A trust tier describes how much your organization trusts an AI destination — the model and the environment it runs in. Trust is about where your data goes and who controls it, not "cloud versus local."

The four tiers

TierWhat it meansExample
Public frontierA shared, public AI API outside your controlA public model endpoint
Enterprise-managedA model running in your cloud tenancy under contractAzure OpenAI or AWS Bedrock with your own keys
Customer-managedA model your organization operates directlyA model in your VPC
Private / localA fully isolated, self-contained modelAn on-prem or air-gapped model

Each destination you connect is assigned a tier by an administrator. ThreatLens then enforces, per data class, the minimum tier a request is allowed to reach.

Bring your own model is first-class

An enterprise-managed destination — your own Azure OpenAI or AWS Bedrock — is a trusted tier, not a second-class option. Most enterprises send the large majority of their AI traffic to an enterprise-managed model, and reserve hard blocks for the few things that should never leave.

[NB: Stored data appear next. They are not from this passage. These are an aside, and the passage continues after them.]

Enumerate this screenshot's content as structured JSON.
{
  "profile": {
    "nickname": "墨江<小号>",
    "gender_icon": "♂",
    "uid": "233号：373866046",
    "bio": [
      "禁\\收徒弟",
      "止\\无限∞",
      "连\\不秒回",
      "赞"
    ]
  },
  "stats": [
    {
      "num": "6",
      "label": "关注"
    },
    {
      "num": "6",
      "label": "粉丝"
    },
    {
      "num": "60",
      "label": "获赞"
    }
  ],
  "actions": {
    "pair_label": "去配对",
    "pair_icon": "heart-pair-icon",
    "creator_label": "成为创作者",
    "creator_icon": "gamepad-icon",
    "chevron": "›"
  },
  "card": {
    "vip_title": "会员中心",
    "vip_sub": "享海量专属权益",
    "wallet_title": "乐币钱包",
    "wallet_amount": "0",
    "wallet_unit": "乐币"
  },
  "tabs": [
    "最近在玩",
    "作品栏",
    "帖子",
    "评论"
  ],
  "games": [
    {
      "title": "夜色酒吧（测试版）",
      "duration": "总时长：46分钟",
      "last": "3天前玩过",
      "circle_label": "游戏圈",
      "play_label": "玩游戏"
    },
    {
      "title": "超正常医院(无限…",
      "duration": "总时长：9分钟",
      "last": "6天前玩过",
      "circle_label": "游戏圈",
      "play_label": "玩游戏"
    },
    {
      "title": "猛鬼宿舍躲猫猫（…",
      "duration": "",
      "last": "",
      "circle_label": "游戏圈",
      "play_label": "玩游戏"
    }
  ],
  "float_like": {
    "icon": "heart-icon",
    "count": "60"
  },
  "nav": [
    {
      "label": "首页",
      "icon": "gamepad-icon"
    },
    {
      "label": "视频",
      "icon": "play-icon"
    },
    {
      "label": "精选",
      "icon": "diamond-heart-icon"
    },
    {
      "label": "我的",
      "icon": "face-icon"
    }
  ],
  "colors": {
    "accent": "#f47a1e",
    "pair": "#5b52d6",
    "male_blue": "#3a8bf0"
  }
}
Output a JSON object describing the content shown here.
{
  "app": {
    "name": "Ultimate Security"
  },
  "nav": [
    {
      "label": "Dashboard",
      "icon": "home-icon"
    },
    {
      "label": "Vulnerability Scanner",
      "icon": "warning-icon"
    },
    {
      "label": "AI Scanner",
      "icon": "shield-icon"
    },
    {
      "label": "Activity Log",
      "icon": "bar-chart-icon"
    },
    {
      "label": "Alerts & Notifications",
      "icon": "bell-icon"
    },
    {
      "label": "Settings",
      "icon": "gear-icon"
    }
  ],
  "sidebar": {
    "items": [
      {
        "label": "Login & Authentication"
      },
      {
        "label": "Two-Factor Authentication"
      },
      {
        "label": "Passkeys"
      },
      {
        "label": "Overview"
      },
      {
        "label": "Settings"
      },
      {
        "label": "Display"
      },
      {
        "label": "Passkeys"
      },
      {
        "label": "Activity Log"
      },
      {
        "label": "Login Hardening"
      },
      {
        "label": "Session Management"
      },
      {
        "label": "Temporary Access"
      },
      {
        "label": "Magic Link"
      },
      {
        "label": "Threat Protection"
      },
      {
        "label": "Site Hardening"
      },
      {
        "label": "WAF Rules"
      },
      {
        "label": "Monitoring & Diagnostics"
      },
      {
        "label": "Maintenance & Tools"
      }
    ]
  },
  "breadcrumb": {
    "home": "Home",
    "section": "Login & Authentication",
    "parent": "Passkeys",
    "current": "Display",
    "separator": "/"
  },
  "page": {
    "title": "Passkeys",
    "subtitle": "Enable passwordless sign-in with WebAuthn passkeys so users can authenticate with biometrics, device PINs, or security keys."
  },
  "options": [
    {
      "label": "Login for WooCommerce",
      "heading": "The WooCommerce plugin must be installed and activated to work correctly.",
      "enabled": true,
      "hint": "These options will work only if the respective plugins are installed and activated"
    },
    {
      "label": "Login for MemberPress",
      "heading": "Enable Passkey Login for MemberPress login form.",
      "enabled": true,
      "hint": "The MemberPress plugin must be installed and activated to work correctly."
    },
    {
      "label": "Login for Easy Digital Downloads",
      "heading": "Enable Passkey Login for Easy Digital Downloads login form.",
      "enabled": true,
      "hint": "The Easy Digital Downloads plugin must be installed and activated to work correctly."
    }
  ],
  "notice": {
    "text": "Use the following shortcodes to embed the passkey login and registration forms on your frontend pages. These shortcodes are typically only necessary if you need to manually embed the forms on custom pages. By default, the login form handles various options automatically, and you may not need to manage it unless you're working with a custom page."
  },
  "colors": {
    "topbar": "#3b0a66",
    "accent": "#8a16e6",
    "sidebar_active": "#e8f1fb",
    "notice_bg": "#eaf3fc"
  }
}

How tiers and classes work together

The policy matrix connects the two:

  • Each data class has a minimum trust tier.
  • If a request's destination meets or exceeds that tier, it proceeds (with any required redaction).
  • If the destination is below that tier, the class's fallback action applies — typically route to an approved destination, or block.

For example: financial data might require enterprise-managed — so it grounds to your Azure OpenAI model but is withheld from a public-frontier one.